Rapid detection and characterization of botulinum neurotoxin using porous silicon interferometer

The overall goal of this project is to develop a generic integrated biosensing platform for the detection of botulinum neurotoxins (BoNTs), one of the strongest toxins in nature, by assessing the serotype and its biological activity. The neurotoxins are produced by Clostridium botulinum (C. botulinum), a gram-positive spore-forming bacteria that inhabit the gastrointestinal tract of diverse animals, such as ruminants and others, and can be found hazardous contaminants in the environment. BoNTs mode of action is characterized by hindering the release of the neurotransmitter acetylcholine in the neuromuscular junctions, causing the botulism disease in humans and animals, and categorized by flaccid paralysis. The current diagnosis method for botulism is long (7-10 days), expensive, low throughput, uses mouse lethality assay and, in fact, does not directly detect BoNTs in samples rather the toxigenic bacteria. In the present work, we have designed a miniaturized label-free optical biosensing platform, porous Si microcavity modified with specific robust capture probes offering increased sensitivity for target analytes.

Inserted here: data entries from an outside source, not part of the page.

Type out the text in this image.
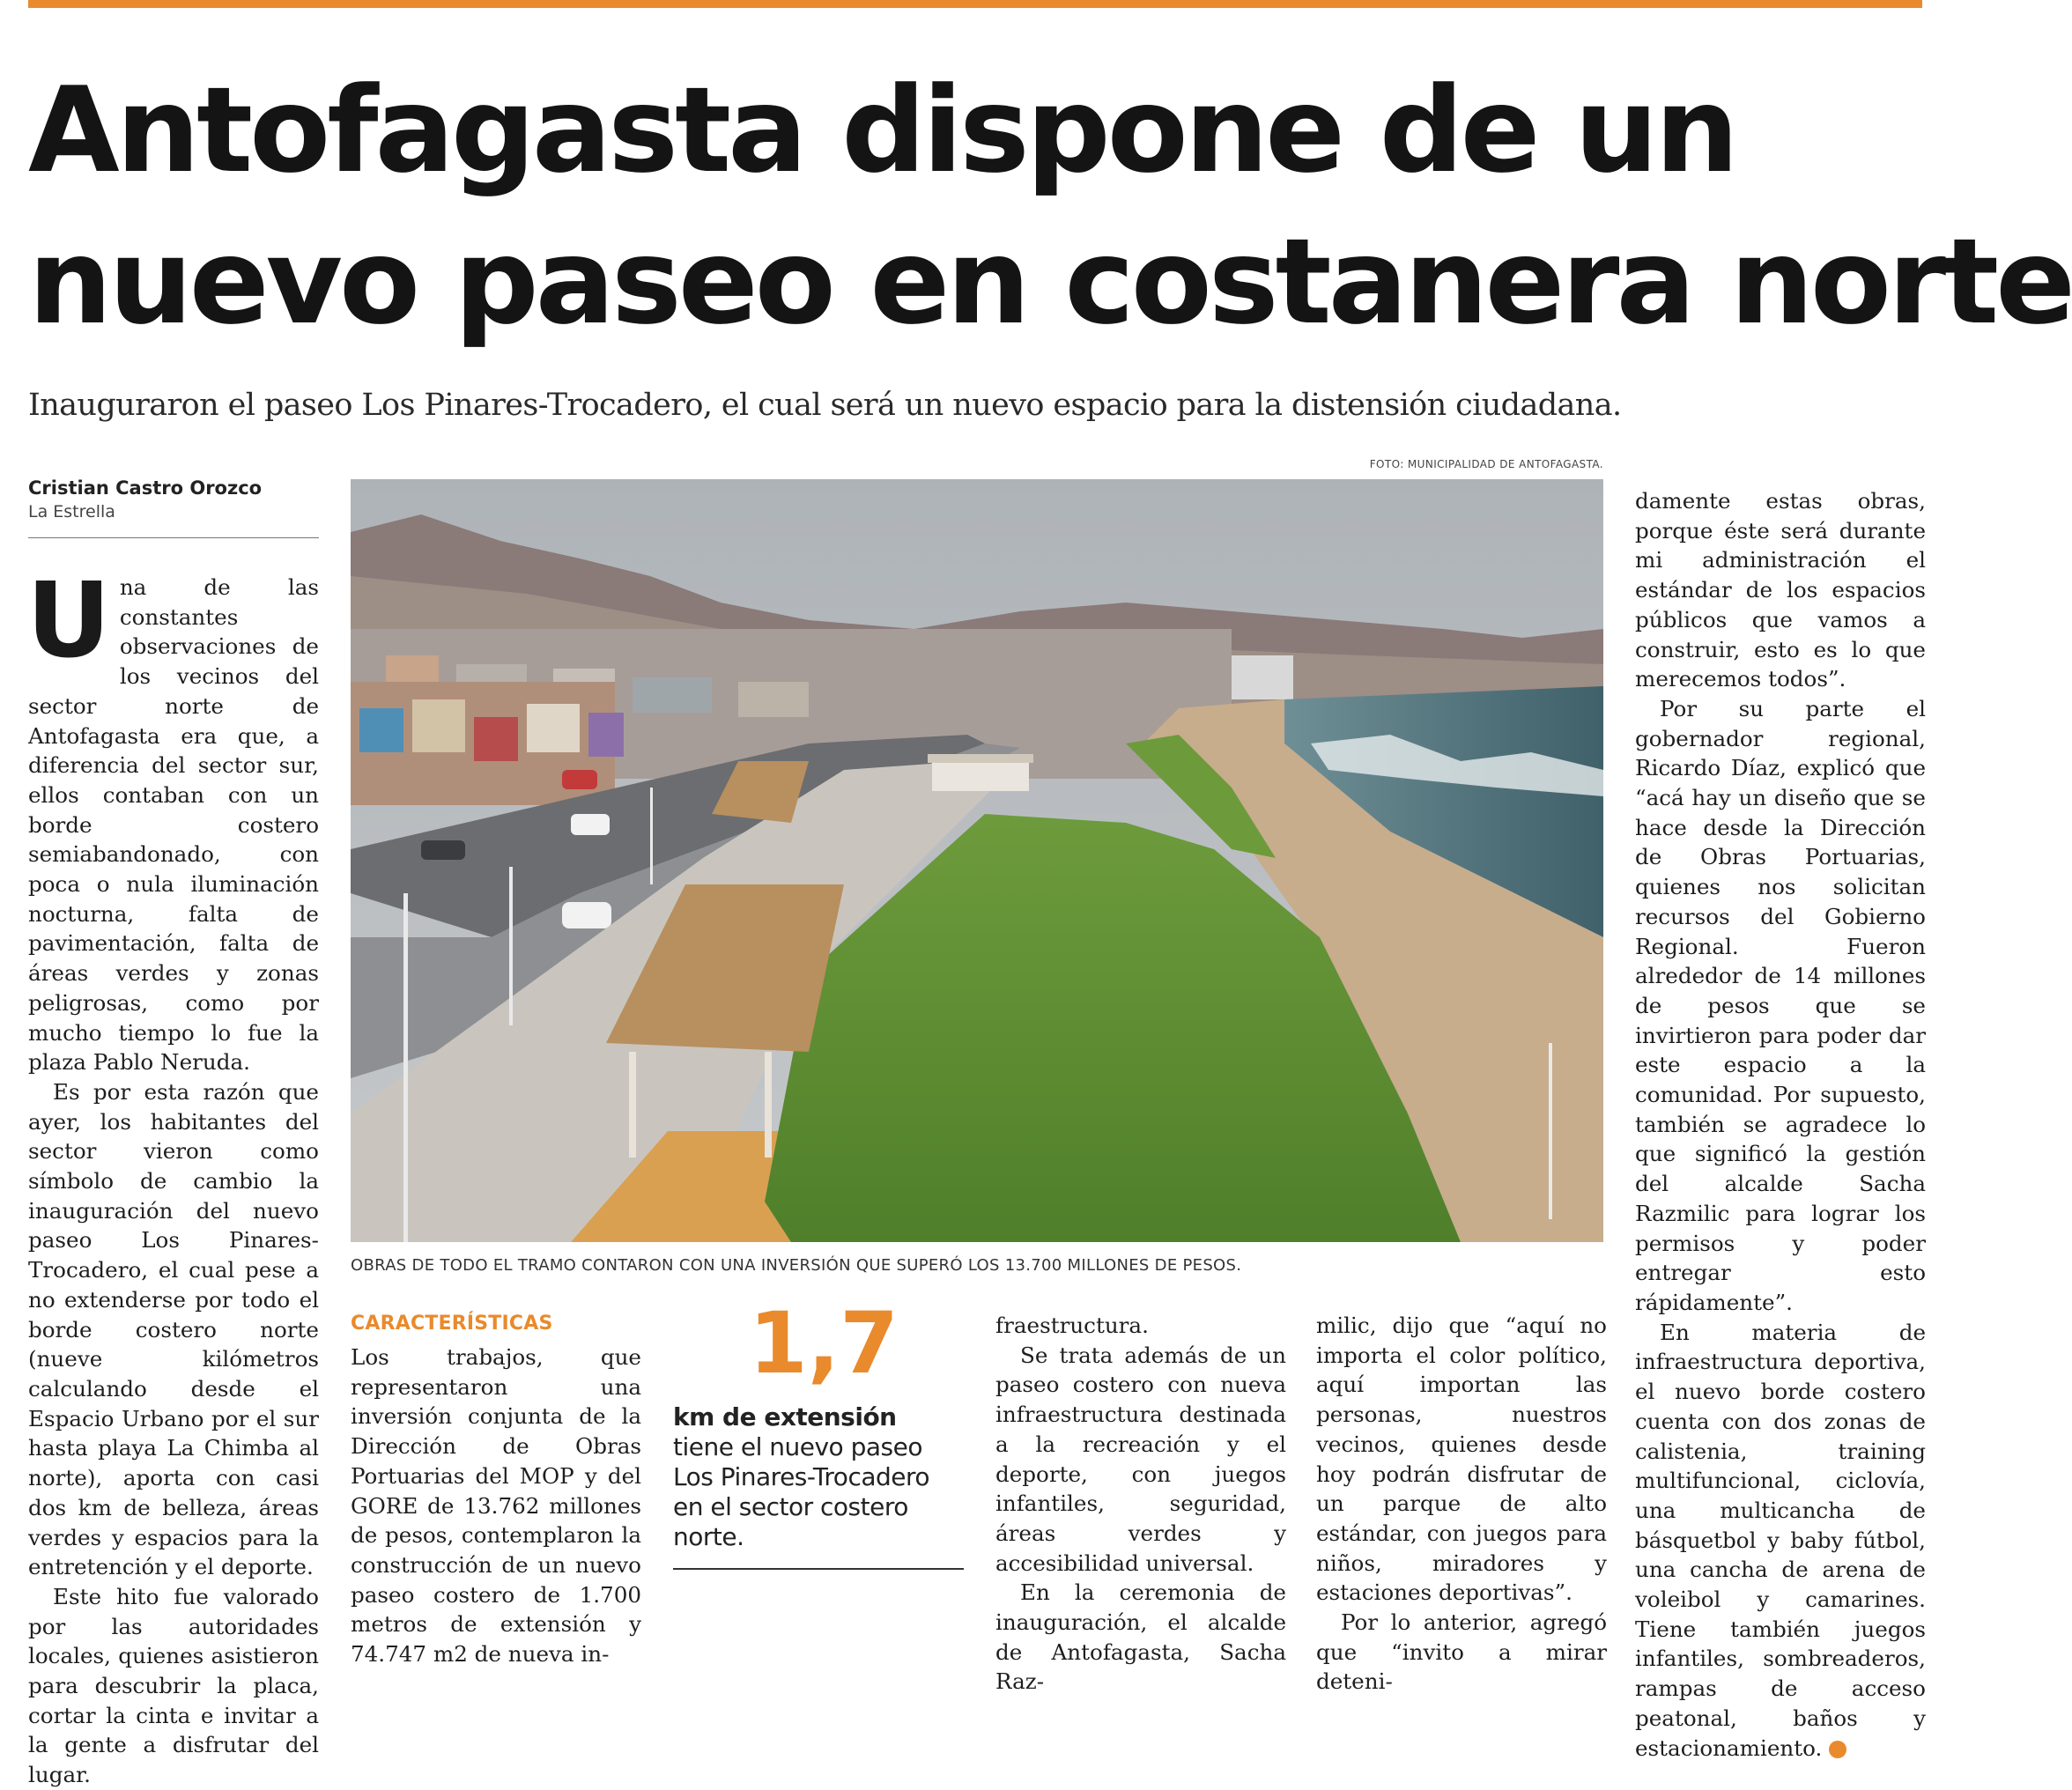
Antofagasta dispone de un
nuevo paseo en costanera norte
Inauguraron el paseo Los Pinares-Trocadero, el cual será un nuevo espacio para la distensión ciudadana.
Cristian Castro Orozco
La Estrella

Una de las constantes observaciones de los vecinos del sector norte de Antofagasta era que, a diferencia del sector sur, ellos contaban con un borde costero semiabandonado, con poca o nula iluminación nocturna, falta de pavimentación, falta de áreas verdes y zonas peligrosas, como por mucho tiempo lo fue la plaza Pablo Neruda.

Es por esta razón que ayer, los habitantes del sector vieron como símbolo de cambio la inauguración del nuevo paseo Los Pinares-Trocadero, el cual pese a no extenderse por todo el borde costero norte (nueve kilómetros calculando desde el Espacio Urbano por el sur hasta playa La Chimba al norte), aporta con casi dos km de belleza, áreas verdes y espacios para la entretención y el deporte.

Este hito fue valorado por las autoridades locales, quienes asistieron para descubrir la placa, cortar la cinta e invitar a la gente a disfrutar del lugar.

FOTO: MUNICIPALIDAD DE ANTOFAGASTA.
OBRAS DE TODO EL TRAMO CONTARON CON UNA INVERSIÓN QUE SUPERÓ LOS 13.700 MILLONES DE PESOS.
CARACTERÍSTICAS

Los trabajos, que representaron una inversión conjunta de la Dirección de Obras Portuarias del MOP y del GORE de 13.762 millones de pesos, contemplaron la construcción de un nuevo paseo costero de 1.700 metros de extensión y 74.747 m2 de nueva in-

1,7
km de extensión tiene el nuevo paseo Los Pinares-Trocadero en el sector costero norte.

fraestructura.

Se trata además de un paseo costero con nueva infraestructura destinada a la recreación y el deporte, con juegos infantiles, seguridad, áreas verdes y accesibilidad universal.

En la ceremonia de inauguración, el alcalde de Antofagasta, Sacha Raz-

milic, dijo que “aquí no importa el color político, aquí importan las personas, nuestros vecinos, quienes desde hoy podrán disfrutar de un parque de alto estándar, con juegos para niños, miradores y estaciones deportivas”.

Por lo anterior, agregó que “invito a mirar deteni-

damente estas obras, porque éste será durante mi administración el estándar de los espacios públicos que vamos a construir, esto es lo que merecemos todos”.

Por su parte el gobernador regional, Ricardo Díaz, explicó que “acá hay un diseño que se hace desde la Dirección de Obras Portuarias, quienes nos solicitan recursos del Gobierno Regional. Fueron alrededor de 14 millones de pesos que se invirtieron para poder dar este espacio a la comunidad. Por supuesto, también se agradece lo que significó la gestión del alcalde Sacha Razmilic para lograr los permisos y poder entregar esto rápidamente”.

En materia de infraestructura deportiva, el nuevo borde costero cuenta con dos zonas de calistenia, training multifuncional, ciclovía, una multicancha de básquetbol y baby fútbol, una cancha de arena de voleibol y camarines. Tiene también juegos infantiles, sombreaderos, rampas de acceso peatonal, baños y estacionamiento.	✪
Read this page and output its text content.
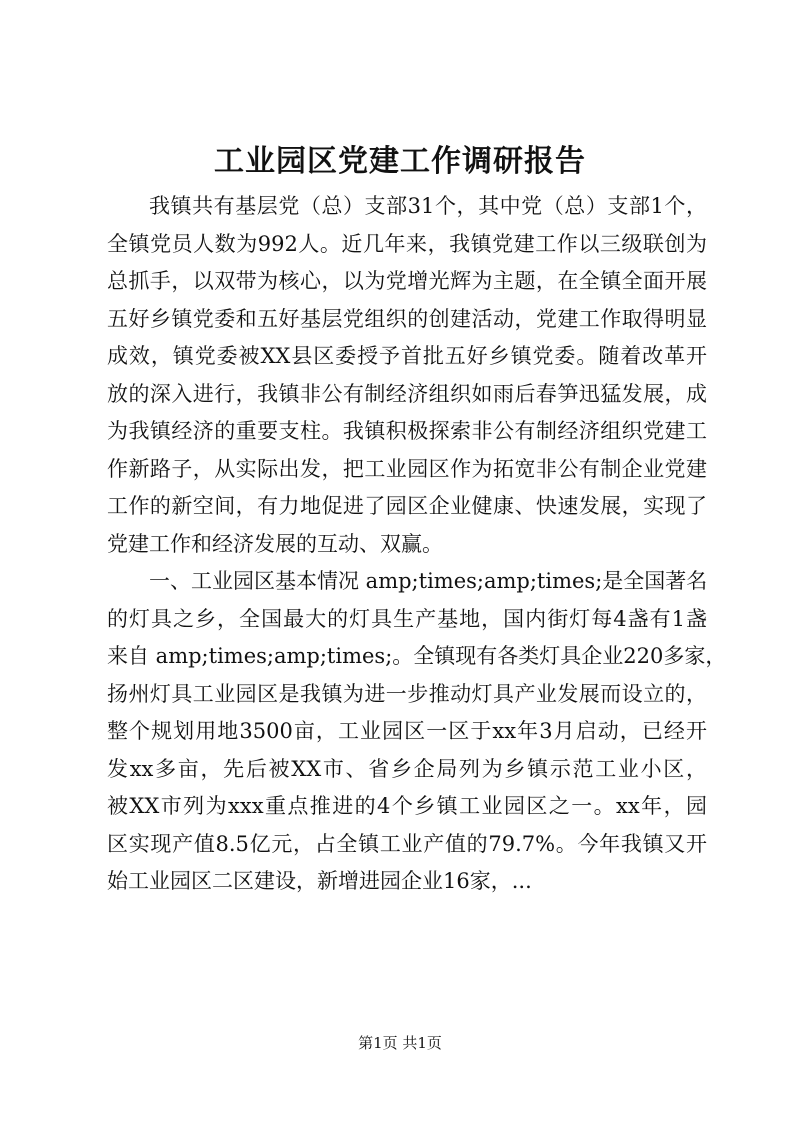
工业园区党建工作调研报告
我镇共有基层党（总）支部31个，其中党（总）支部1个，
全镇党员人数为992人。近几年来，我镇党建工作以三级联创为
总抓手，以双带为核心，以为党增光辉为主题，在全镇全面开展
五好乡镇党委和五好基层党组织的创建活动，党建工作取得明显
成效，镇党委被XX县区委授予首批五好乡镇党委。随着改革开
放的深入进行，我镇非公有制经济组织如雨后春笋迅猛发展，成
为我镇经济的重要支柱。我镇积极探索非公有制经济组织党建工
作新路子，从实际出发，把工业园区作为拓宽非公有制企业党建
工作的新空间，有力地促进了园区企业健康、快速发展，实现了
党建工作和经济发展的互动、双赢。
一、工业园区基本情况 amp;times;amp;times;是全国著名
的灯具之乡，全国最大的灯具生产基地，国内街灯每4盏有1盏
来自 amp;times;amp;times;。全镇现有各类灯具企业220多家，
扬州灯具工业园区是我镇为进一步推动灯具产业发展而设立的，
整个规划用地3500亩，工业园区一区于xx年3月启动，已经开
发xx多亩，先后被XX市、省乡企局列为乡镇示范工业小区，
被XX市列为xxx重点推进的4个乡镇工业园区之一。xx年，园
区实现产值8.5亿元，占全镇工业产值的79.7%。今年我镇又开
始工业园区二区建设，新增进园企业16家，...
第1页 共1页
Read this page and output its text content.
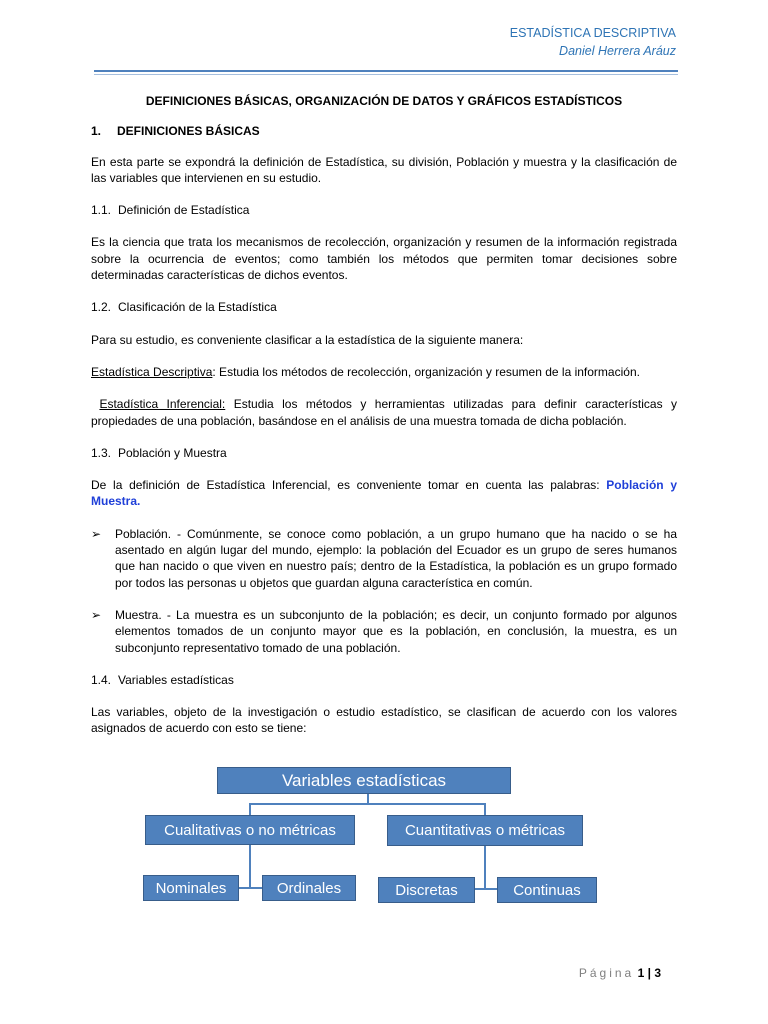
ESTADÍSTICA DESCRIPTIVA
Daniel Herrera Aráuz
DEFINICIONES BÁSICAS, ORGANIZACIÓN DE DATOS Y GRÁFICOS ESTADÍSTICOS
1. DEFINICIONES BÁSICAS

En esta parte se expondrá la definición de Estadística, su división, Población y muestra y la clasificación de las variables que intervienen en su estudio.

1.1. Definición de Estadística

Es la ciencia que trata los mecanismos de recolección, organización y resumen de la información registrada sobre la ocurrencia de eventos; como también los métodos que permiten tomar decisiones sobre determinadas características de dichos eventos.

1.2. Clasificación de la Estadística

Para su estudio, es conveniente clasificar a la estadística de la siguiente manera:

Estadística Descriptiva: Estudia los métodos de recolección, organización y resumen de la información.

Estadística Inferencial: Estudia los métodos y herramientas utilizadas para definir características y propiedades de una población, basándose en el análisis de una muestra tomada de dicha población.

1.3. Población y Muestra

De la definición de Estadística Inferencial, es conveniente tomar en cuenta las palabras: Población y Muestra.

➢	Población. - Comúnmente, se conoce como población, a un grupo humano que ha nacido o se ha asentado en algún lugar del mundo, ejemplo: la población del Ecuador es un grupo de seres humanos que han nacido o que viven en nuestro país; dentro de la Estadística, la población es un grupo formado por todos las personas u objetos que guardan alguna característica en común.
➢	Muestra. - La muestra es un subconjunto de la población; es decir, un conjunto formado por algunos elementos tomados de un conjunto mayor que es la población, en conclusión, la muestra, es un subconjunto representativo tomado de una población.
1.4. Variables estadísticas

Las variables, objeto de la investigación o estudio estadístico, se clasifican de acuerdo con los valores asignados de acuerdo con esto se tiene:

Variables estadísticas
Cualitativas o no métricas	Cuantitativas o métricas
Nominales	Ordinales	Discretas	Continuas
Página 1 | 3
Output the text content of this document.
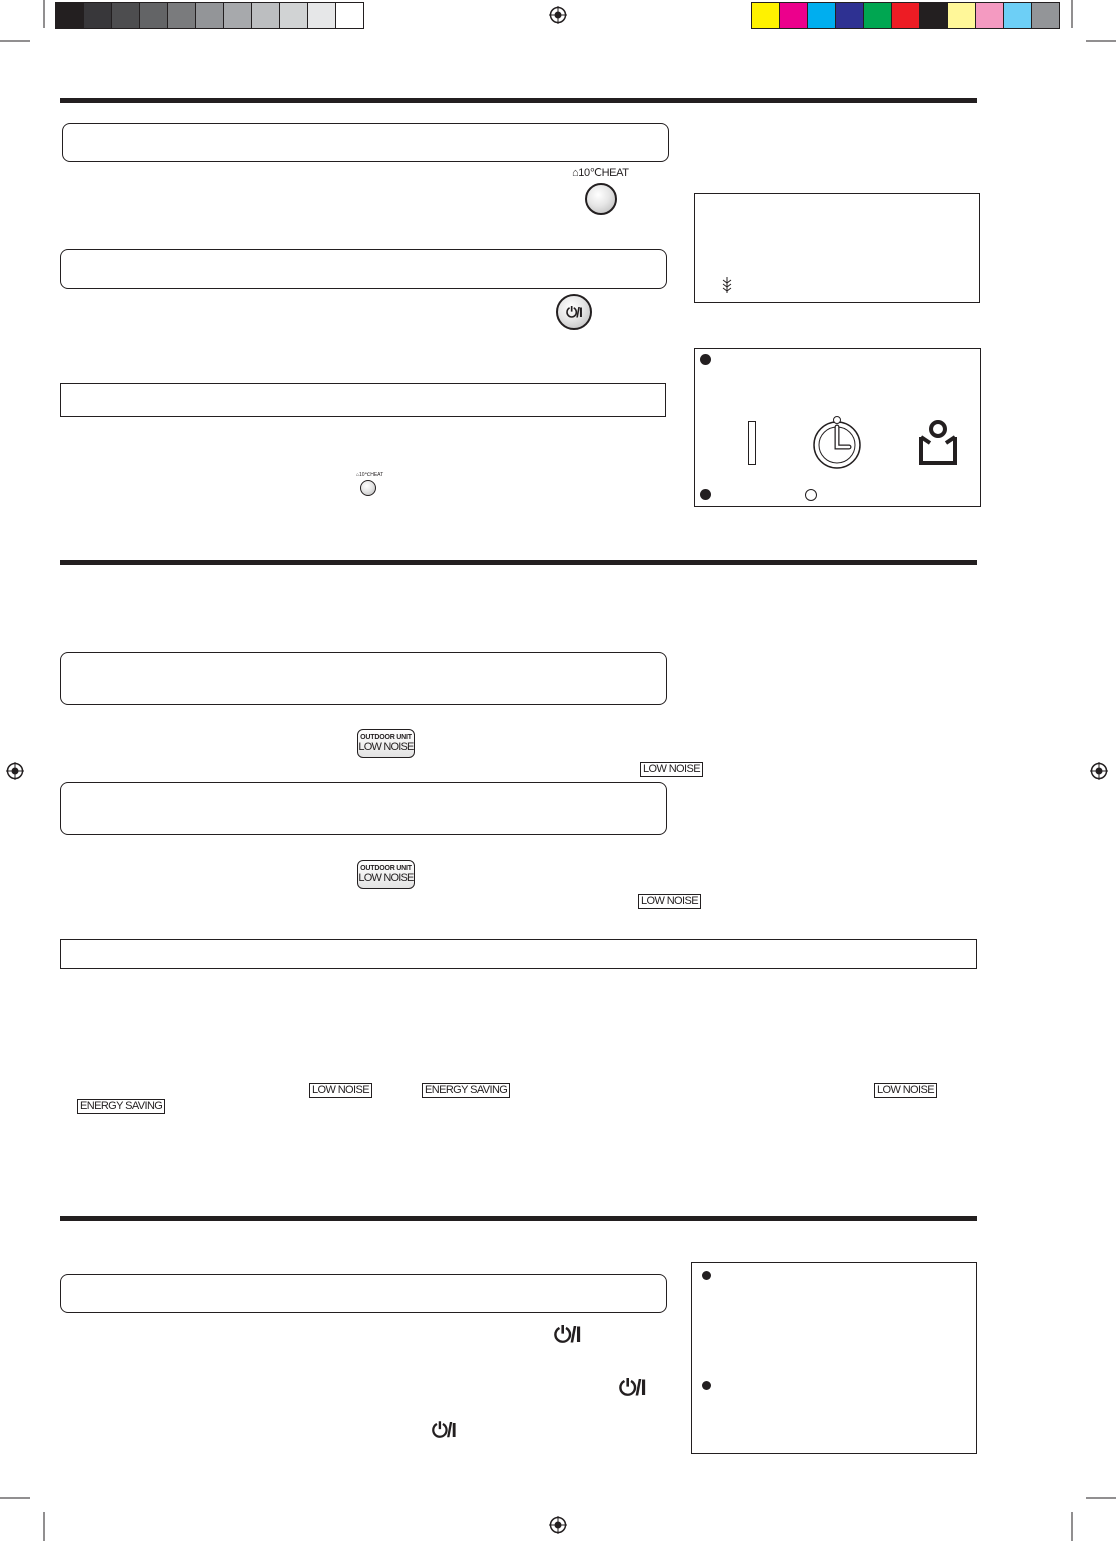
⌂10℃HEAT
⏻/I
⌂10℃HEAT
OUTDOOR UNIT
LOW NOISE
LOW NOISE
OUTDOOR UNIT
LOW NOISE
LOW NOISE
LOW NOISE	ENERGY SAVING	LOW NOISE
ENERGY SAVING
⏻/I
⏻/I
⏻/I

The sensing performance of the device is performed through indicative protein-protein interaction between simulating target molecule and its specific antibody modified with horseradish peroxidase within the dynamic range of 0.01 to 100 µg mL^–1. The optical response of the porous nanostructure (pore diameter 30–60 nm) is monitored in real-time by reflective interferometric Fourier transform spectroscopy. Preliminary results depict low limit of quantification of 10 µg mL^–1 and 10 ng mL^–1 for direct and enzymatically amplified sensing approach, respectively. Overall, the presented optical concept offers means for systematic analysis of BoNTs at environmentally relevant concentrations for suspected samples serotype diagnosis.